Jorge Dargel Amigo vio la luz en este mundo un mayo de un año tan ‘apasionante’ como el de 1981, más aún, en Madrid como escenario principal. Pronto, empezó a estar ligado por el deporte en general, pero sobre todo, por el balonmano, que lo lleva practicando desde los siete años. Desde que ya tuvo razón de ser, sabía que el Periodismo, en especial el deportivo, era a lo que quería dedicarse y de este modo, estudió cinco años para ser un ‘plumilla’. Sus pasos como profesional comenzaron en el gabinete de comunicación de Iberia y más tarde, en la Uefa.com. Después, empezó en el que todavía hoy es su trabajo, en el diario Marca, en el que lleva trabajando desde el verano de 2003, pero también colabora en otros sitios, como por ejemplo, en RadioMarca y en la Asobal (Asociación de clubes de balonmano) desde hace año y medio. Ahora, con la actualidad del Atlético de Madrid como labores en este periódico digital, con la misma ilusión y ganas por trabajar del primer día. Si de algo le gusta escribir o hablar, es de deportes, y su gusto por la perfección es un rasgo distintivo, aunque en ocasiones quizás, peca de ello.
Su principal objetivo es que el lector entienda a la perfección lo que ha sucedido y por ello, intenta ser lo más claro y directo posible. En la universidad primero, y luego en la profesión, se dio cuenta que la objetividad no existe, pero sí la ética profesinal. Éste es su mayor fin, que seamos consecuentes con lo que hacemos o decimos, todo con criterio personal y no influenciado por ‘terceras’ personas. En su columna, “Muy mal se nos tenía que dar”, intentará plasmar lo más fiel posible todos estos ideales.
El técnico luso le ganó la partida a Jorge Valdano
Al final, José Mourinho se salió con la suya. Jorge Valdano decidió dejar el Real Madrid y dejó su cargo como director general del Real Madrid. La relación entre ambos ya empezó mal y terminó peor, ganando el técnico portugués las numerosas batallas y la guerra final ante el argentino. El presidente del club, Florentino Pérez, siempre intentó mantener el orden y la cordialidad entre ambos, pero todos sabíamos que tarde o temprano se pondría del lado del entrenador luso.
Cada mes que permanece Mourinho en el Real Madrid, más daño le hace a una institución que se ha distinguido por su señorío desde hace más de un siglo. Pero desde la llegada del portugués, los valores que representa este club se están perdiendo por culpa de una persona que cree estar por encima del bien y del mal. Ahora, por su culpa, se ha tenido que marchar Valdano, un señor de los pies a la cabeza, que además, es una persona que siente el escudo, ya fuera como jugador o entrenador y ahora con este cargo directivo.
Pero alguna gente, como es el caso de Florentino Pérez, siguen hipnotizados por las palabras y la figura de Mourinho. El presidente del conjunto madridista, con la destitución de Valdano, le da todavía más poder al portugués, que se queda como entrenador y director deportivo del Madrid, siendo además el nexo entre el equipo y la directiva, como hacen algunos clubes de la Premier. A la vejez viruela, el club madridista quiere parecerse al modelo inglés, como si el que siempre ha llevado no le hubiera funcionado bien.
Con lo bien que estaba Mourinho callado, sin hablar en rueda de prensa, sin faltar a nadie, pero parece que mantenerse en silencio es casi imposible para el luso.

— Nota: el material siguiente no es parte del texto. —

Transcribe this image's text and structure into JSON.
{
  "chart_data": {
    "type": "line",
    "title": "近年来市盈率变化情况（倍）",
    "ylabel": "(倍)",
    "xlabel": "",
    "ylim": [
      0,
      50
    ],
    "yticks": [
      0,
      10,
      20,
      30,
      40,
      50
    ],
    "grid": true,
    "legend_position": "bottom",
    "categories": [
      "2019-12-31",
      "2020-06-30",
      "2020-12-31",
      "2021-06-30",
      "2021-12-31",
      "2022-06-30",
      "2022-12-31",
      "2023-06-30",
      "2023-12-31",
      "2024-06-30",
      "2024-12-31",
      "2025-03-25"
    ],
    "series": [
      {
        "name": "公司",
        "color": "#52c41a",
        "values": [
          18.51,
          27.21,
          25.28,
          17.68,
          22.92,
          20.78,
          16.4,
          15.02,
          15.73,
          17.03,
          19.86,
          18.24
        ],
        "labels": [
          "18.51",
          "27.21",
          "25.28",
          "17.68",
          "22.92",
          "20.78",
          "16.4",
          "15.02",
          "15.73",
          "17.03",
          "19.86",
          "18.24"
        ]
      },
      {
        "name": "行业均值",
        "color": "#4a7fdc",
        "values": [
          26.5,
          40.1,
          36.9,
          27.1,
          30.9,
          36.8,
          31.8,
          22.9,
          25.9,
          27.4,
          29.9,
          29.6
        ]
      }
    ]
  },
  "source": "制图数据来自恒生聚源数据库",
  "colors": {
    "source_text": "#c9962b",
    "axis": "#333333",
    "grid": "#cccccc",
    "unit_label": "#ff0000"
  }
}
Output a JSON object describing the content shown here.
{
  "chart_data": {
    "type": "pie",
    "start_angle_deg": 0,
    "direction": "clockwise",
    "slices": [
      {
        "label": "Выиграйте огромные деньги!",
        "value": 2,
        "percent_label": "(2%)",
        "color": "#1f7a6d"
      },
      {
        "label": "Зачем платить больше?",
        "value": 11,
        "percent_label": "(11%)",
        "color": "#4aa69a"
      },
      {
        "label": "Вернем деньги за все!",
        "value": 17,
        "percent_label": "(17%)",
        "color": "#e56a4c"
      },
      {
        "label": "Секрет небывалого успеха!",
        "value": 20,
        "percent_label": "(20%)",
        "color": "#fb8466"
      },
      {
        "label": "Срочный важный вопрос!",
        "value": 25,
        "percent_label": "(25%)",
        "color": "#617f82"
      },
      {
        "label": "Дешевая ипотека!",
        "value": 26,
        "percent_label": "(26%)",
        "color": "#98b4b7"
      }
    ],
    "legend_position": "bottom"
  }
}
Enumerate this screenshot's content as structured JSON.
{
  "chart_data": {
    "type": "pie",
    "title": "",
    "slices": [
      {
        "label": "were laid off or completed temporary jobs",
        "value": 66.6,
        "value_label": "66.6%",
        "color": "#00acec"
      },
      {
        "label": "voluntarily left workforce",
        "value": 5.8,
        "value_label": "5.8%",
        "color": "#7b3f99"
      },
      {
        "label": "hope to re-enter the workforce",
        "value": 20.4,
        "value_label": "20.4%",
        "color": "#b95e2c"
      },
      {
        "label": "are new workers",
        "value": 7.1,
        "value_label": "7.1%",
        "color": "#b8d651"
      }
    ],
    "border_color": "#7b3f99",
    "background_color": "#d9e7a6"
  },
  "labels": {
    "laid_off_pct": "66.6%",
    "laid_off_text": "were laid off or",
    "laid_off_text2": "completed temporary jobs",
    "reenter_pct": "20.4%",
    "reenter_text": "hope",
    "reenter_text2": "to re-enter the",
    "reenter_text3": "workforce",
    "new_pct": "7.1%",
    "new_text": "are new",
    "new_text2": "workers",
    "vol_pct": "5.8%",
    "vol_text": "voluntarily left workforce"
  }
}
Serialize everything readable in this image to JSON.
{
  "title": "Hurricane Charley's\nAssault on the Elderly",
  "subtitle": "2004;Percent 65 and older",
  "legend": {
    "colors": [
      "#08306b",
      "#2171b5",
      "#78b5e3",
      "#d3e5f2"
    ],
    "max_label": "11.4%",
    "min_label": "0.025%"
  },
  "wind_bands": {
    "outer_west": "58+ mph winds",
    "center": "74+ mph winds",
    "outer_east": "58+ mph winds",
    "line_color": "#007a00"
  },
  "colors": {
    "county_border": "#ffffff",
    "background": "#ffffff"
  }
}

Hasta el último momento tuvo que desprestigiar al ‘bueno’ de Valdano, que ha tenido que aguantar muchos desplantes de ‘Mou’ por el bien de un club que siente de verdad en el corazón, el Real Madrid. Pero ahora el portugués hace y deshace a su antojo, porque tiene el beneplácito de un presidente abstraído por el técnico portugués.
Hasta que Mourinho no se vaya del Real Madrid, el club blanco no remontará el vuelo deportivo ni institucional, dos facetas muy dañadas desde la llegada del portugués. Ni se ve buen fútbol ni se ensalzan los valores del club merengue. La provocación y el victimismo nunca han sido relacionados con el conjunto blanco, pero ahora desgraciadamente, se han convertido en dos señas de identidad del Madrid. El culpable, está claro…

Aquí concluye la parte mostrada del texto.